The aim of this report is to provide interested tax administrations with guidance on how “to collect information on transactions and income realised by platform sellers, in order to contain the proliferation of different domestic reporting requirements and to facilitate the automatic exchange agreements between such interested jurisdictions.”

The situation has led to EU member state tax administrations agreeing to exchange more information. This exchange of information approach is effectively cemented in DAC7.

In a recent communication, the European Commission stated DAC7 attempts to ensure that EU member states “automatically exchange information on the revenues generated by sellers on digital platforms, whether the platform is located in the EU or not.”

On April 19, the OECD issued an additional report building on the body of work in the ‘Model Rules’. This report, ‘The Impact of the Growth of the Sharing and Gig Economy on VAT/GST Policy and Administration’, is the result of an inclusive consultation process "with more than 100 delegations from countries, jurisdictions and international organisations, as well as representatives from the business community and academia through the OECD Global Forum on VAT." 

The ‘Model Rules’ are referenced in Annex C of this report which emphasises how digital platforms should first report to their jurisdiction of residence and then to the jurisdiction where the sellers are located. The reporting is to include data such as:

  • Seller’s name
  • Primary address
  • Tax Identification Number (including a VAT/GST Registration Number issued by the jurisdiction of the Primary Address of the Seller) and 
  • Date of birth

Impact on VAT collection is inevitable

Interestingly, the scope of DAC7 was said to not include VAT. However, in practice, it does relate to VAT as the information exchanged can (and likely will) be used by tax administrations to determine whether VAT (as well as income taxes) has been collected correctly.

Indeed the OECD report mentioned earlier stated that “the information reported may also have relevance for other domains, such as indirect taxes . . . such information, which includes the consideration received and the types of services provided in addition to the seller’s tax identification data, is likely to be relevant for VAT/GST compliance purposes in the jurisdictions receiving the information.”

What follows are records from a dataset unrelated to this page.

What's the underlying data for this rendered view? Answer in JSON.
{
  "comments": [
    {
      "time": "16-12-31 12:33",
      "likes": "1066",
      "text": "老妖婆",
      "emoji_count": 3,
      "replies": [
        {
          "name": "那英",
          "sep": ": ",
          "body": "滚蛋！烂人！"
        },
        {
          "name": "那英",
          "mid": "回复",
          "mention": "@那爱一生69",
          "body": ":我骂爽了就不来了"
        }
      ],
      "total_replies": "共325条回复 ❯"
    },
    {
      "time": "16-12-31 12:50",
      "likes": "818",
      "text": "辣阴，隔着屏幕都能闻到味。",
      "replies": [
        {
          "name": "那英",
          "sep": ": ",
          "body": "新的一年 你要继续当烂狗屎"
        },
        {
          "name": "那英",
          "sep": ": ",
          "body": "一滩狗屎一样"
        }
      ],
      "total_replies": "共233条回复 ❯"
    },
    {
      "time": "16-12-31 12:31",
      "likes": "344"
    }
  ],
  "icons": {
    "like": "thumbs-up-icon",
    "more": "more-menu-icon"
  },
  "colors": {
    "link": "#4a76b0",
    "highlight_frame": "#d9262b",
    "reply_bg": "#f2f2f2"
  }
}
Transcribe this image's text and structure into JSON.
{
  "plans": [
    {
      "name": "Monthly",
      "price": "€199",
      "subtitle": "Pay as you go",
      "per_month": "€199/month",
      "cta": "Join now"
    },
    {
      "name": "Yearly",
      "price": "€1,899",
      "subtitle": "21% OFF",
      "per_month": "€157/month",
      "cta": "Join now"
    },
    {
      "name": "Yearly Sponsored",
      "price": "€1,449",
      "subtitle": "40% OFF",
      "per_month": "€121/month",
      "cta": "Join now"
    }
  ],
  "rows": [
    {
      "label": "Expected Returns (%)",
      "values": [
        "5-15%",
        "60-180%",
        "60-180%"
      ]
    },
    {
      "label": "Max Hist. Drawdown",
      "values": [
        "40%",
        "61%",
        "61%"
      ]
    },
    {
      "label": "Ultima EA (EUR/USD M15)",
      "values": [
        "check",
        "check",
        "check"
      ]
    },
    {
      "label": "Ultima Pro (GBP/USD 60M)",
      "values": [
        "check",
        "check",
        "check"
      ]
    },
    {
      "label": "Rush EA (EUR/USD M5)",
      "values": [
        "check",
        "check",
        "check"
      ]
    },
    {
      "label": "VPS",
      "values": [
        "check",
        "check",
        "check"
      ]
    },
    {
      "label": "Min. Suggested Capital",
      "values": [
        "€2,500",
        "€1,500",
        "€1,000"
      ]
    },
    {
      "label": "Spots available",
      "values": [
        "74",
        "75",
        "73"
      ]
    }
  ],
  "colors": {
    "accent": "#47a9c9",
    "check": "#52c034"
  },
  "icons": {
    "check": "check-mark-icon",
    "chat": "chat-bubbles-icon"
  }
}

The OECD report focuses on the use of Tax Identification Numbers (TIN),  a VAT/GST registration number, in such reporting obligations. It recommends that reporting digital platforms “should also report any other TIN issued by the jurisdiction of residence of the Seller, including the jurisdiction of issuance.” 

Requests for VAT/GST registration numbers to be included in such reporting will no doubt mean further tax obligations (perhaps income tax and VAT/GST) for sellers on digital platforms that are included in reports. 

The reporting requirements that we have touched on in this article are really just the tip of the iceberg. We are also confident that additional requirements will appear in the near future as jurisdictions battle with reduced tax revenues. 

Affected digital platforms should note that the adoption of the DAC7 reporting obligations is the responsibility of EU member states with a deadline to do so by December 31, 2022. The new rules apply from January 1, 2023, onwards with the filing of the first reports for the year 2023 required by January 31, 2024.